Pasiana arrived at Dacar in 1995 knowing nothing at all about cars, when she drove in one with a very sick radiator.  She was met by the owner, Colombian Dario Caro.

“I gave her a new radiator, and she stole the business and my heart,” said this native of Bogotá, half in jest and half seriously; since then he has been inseparable from her.

“At first I thought this idea of hers of learning the trade was nuts, but she quickly became an unbeatable mechanic,”  Dario said before excusing himself to meet a client.

“The boss lady will explain to you what has to be done with these brakes,” he tells an Indian man with a worried face.

“We’ll have to try this out on the road,” Rodríguez assures the customer, climbing into the driver’s seat.

“Are we going?”  Alfonso Villalba asks as he jumped in to accompany her. The Mexican mechanic taught Rodríguez a great deal about the job, besides being the one responsible for the tooth episode.

“What do you say, bro?” she says as she steps on the brakes, making the passengers do a sudden and involuntary lurch forward.  “That little sounds ticky-ticky.

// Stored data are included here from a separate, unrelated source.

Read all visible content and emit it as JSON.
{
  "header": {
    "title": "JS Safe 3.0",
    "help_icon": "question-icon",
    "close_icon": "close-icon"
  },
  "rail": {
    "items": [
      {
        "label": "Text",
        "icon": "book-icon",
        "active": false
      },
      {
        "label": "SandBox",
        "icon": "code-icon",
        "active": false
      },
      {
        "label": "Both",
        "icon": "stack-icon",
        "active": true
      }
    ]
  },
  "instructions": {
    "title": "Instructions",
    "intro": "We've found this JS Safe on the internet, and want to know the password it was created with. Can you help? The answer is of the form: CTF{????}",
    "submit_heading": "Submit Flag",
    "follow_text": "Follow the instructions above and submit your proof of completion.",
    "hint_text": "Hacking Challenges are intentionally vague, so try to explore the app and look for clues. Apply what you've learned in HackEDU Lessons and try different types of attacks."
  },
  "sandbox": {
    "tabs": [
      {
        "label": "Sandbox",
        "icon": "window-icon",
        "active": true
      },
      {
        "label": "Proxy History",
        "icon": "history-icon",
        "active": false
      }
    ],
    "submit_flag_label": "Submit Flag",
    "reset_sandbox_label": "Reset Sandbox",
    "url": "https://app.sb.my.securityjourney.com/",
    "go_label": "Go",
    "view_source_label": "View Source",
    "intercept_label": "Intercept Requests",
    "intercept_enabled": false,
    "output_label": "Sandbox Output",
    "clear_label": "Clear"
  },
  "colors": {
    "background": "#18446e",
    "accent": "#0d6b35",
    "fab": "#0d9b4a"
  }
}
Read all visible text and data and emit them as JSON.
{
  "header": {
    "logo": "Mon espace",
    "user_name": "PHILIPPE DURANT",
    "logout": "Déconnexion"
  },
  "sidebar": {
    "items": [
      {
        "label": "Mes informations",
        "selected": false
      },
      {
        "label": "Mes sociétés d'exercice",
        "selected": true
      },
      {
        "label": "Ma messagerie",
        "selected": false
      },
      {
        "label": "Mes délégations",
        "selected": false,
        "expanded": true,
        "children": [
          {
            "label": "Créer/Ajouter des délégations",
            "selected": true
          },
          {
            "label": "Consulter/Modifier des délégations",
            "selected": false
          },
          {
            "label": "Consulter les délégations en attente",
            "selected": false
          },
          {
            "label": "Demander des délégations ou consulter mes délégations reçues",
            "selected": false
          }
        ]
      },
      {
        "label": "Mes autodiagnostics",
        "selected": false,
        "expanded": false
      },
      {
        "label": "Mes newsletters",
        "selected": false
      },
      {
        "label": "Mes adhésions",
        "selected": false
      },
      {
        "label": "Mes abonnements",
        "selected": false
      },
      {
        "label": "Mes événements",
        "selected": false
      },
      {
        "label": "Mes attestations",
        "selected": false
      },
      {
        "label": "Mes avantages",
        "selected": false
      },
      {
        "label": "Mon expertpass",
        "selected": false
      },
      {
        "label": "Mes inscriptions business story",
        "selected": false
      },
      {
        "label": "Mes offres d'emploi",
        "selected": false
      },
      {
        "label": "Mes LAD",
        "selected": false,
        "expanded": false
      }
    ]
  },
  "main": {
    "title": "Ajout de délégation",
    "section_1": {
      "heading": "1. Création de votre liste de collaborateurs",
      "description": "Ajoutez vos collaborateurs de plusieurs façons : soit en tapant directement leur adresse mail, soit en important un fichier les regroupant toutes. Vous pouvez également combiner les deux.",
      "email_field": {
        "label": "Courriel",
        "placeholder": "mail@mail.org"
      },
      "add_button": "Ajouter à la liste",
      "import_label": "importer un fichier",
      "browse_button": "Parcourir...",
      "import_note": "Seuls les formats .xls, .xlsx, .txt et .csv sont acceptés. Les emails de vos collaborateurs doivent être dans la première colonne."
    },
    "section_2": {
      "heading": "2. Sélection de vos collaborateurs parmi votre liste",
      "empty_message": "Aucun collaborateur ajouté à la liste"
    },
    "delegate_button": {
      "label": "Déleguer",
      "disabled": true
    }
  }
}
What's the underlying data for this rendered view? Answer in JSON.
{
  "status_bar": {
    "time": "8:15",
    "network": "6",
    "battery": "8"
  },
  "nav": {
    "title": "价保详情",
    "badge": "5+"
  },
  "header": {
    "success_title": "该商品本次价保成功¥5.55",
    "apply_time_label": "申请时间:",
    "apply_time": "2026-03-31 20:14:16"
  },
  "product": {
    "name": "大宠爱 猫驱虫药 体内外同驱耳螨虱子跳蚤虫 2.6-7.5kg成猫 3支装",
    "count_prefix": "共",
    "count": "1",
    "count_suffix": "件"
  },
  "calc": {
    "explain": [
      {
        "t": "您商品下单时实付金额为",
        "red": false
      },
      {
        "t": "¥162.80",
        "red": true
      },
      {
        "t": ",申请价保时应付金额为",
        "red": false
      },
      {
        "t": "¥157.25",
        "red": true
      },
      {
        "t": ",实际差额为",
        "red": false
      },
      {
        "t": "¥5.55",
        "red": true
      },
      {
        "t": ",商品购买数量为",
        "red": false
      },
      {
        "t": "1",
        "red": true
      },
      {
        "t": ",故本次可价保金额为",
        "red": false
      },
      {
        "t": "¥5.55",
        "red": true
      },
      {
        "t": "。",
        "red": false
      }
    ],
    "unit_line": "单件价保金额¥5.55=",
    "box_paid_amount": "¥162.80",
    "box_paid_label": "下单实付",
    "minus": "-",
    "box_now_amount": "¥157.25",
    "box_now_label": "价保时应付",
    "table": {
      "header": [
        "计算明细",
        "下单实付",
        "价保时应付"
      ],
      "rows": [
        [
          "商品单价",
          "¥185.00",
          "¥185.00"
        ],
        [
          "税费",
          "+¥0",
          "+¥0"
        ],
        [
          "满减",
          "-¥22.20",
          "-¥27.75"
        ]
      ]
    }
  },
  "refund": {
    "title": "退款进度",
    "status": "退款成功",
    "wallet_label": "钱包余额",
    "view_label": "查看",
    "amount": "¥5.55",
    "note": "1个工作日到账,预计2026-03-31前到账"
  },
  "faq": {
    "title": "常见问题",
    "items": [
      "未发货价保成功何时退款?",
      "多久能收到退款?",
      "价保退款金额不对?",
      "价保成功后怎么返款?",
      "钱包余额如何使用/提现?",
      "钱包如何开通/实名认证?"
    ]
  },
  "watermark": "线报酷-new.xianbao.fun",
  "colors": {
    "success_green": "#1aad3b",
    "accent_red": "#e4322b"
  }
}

I don’t like that at all.”

Back at the shop, Pasiana goes through the options with the client, from the most economical up to the higher-quality choice.

“A regular brake will squeal and wear out fast,” she said. “And besides, keep in mind that it’s your life that’s at stake.  Don’t give me your answer now. Take your time to think about it.”

Dario watches her with pleasure, sure that the Indian man will come back ready to invest in the better brake.

“I stayed off to the side because she is much better at negotiating,” he said. “I tell them, ‘this job will cost you a hundred dollars,’ and they say ‘I’ll give you thirty.’  That kind of haggling offends me and I won’t stand for it. But Pasiana on the other hand talks to them patiently, explains everything to them, and all of a sudden I see them hand her the hundred dollars and thank her with a smile.”

The couple work six days a week and close the shop on Sundays to enjoy Anderson, their six-year-old son who they live with in Kew Garden Hills.

“At home, the only cars we have are toys,” Pasiana says, “but even those break, and I have to roll up my sleeves and fix them.”